Well educated, the family quoted Plato and Hegel and Shakespeare and the Bible and the Quran and Mahabharata with relative ease. This alone piqued my curiosity and I would stay longer, or wait longer, or let people cut in line ahead of me just to see the end of each episode. The problem of each episode would be presented almost immediately, and the family or subsection thereof would go about solving the problem. 

Fine, right? Not exactly completely different from a lot of other shows I've seen. But some of the episodes were quite deep. In one the daughter wins money off her younger brother who falls for a trick of probability. The argument follows that since the brother didn't know about the math it was a trick and she should return the money. The daughter disagrees and says that the knowledge was out there, not very niche and the little brother was old enough to read and understand it, so why should she give back the money? The family has a trial and they end up agreeing that the little brother would  best be served with this little lesson. The little brother disappears but no one seems too concerned (his leaving the family possibly hinted at brain damage) for the trial has concluded fairly. They quote several philosophers and leave it at that.

In another one the daughter finds magic mushrooms in the backyard and the family sits around and discusses whether it's fine to let someone that young try out a mushroom that will certainly allow her to see another dimension, while at the same time poisoning her. It deals with the uselessness of seeing too much in this world while also needing to harness/expand the youth's imagination. They actually quote the Doors on this one and the entire family eat the mushrooms.

So that's a small sample size of episodes. But even that's not what really captured my attention. What got to me was a background story that sometimes came to the fore in a few episodes. Creatures (hooded) in the forest. They were, according to all in the family (it is rumored that the brother who left might have joined them), evil enemies who deserved any ill fate that came their way. And they tried at all turns to trick the family to leave their house or to sabotage some aspect of their house.

Again, this was usually in the background.

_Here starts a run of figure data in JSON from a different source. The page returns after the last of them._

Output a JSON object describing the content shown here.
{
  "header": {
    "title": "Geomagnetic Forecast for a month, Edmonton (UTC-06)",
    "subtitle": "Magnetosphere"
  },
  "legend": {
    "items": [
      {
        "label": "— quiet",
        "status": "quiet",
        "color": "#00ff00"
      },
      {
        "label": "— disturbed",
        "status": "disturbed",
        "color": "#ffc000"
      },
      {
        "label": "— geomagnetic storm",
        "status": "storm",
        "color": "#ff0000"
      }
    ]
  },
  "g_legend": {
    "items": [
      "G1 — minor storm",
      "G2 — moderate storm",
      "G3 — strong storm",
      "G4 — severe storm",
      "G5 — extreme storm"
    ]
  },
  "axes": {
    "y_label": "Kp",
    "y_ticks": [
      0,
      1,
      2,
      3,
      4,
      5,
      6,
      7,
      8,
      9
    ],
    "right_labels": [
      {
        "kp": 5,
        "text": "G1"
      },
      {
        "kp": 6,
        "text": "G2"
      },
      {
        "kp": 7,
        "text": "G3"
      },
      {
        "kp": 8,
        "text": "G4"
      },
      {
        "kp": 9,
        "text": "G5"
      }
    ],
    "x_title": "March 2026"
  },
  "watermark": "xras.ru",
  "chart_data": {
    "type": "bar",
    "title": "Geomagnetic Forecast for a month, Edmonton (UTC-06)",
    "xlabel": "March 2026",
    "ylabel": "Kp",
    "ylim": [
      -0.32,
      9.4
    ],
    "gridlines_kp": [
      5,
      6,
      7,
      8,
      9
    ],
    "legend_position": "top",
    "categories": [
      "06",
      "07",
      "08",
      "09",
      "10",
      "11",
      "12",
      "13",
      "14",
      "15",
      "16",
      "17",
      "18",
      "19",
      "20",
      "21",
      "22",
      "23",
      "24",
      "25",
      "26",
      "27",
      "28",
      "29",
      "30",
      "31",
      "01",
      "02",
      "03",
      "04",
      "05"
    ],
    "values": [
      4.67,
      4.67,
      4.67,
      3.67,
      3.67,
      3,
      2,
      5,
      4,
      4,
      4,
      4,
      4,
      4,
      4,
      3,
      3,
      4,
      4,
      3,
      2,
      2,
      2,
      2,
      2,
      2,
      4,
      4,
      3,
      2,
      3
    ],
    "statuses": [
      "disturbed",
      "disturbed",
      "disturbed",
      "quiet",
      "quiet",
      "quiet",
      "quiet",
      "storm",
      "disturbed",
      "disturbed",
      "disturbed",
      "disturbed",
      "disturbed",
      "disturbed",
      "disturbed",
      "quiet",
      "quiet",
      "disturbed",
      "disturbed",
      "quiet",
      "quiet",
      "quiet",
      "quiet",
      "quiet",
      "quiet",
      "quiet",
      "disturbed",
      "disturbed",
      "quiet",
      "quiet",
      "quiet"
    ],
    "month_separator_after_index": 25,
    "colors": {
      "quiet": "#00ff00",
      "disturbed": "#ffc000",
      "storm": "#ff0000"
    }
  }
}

A family member fixing a broken window and complaining about the creatures or the guard dogs barking and a creature scurrying off shouting some insults or even the guard dogs finally catching one and tearing it to shreds (to which the family would merely shut a window if the noise was too loud). But on a couple episodes the creatures would somehow be dragged in alive or manage to corner one of the smaller family members long enough to spout their grievances: the house might have been too close to the forest or the guard dogs were ravaging through the forest or the family's sewage was flooding the forest. And each time the family member wrapped the creature in such a torrent of great lines from philosophers that the creature would be stunned and the guard dogs would finish what was left.

I'm not sure why this captivated me. Most episodes didn't even have an ending. And these creatures would only add to that sense of incompletion. Also, I wasn't entirely sure whether the family was under siege (the father had said as much in an episode where the creatures had thrown a rock that hit him on the head and then proceeded to go out with the dogs and burn a large section of the forest) or if it was the creatures who had legitimate claims to being under siege (they claimed that some of the wood in the house came illegally from the forest, though that seemed a little much since there was plenty of wood in the forest). Nevertheless, I want to find this show and see if there is some completion with regard to the family and the creatures, for I sense that this is the bigger story. Perhaps I'm wrong.

Any other interesting shows out there?

[1] I'm not applying to the Tea Party such a simple motivation. Just my own.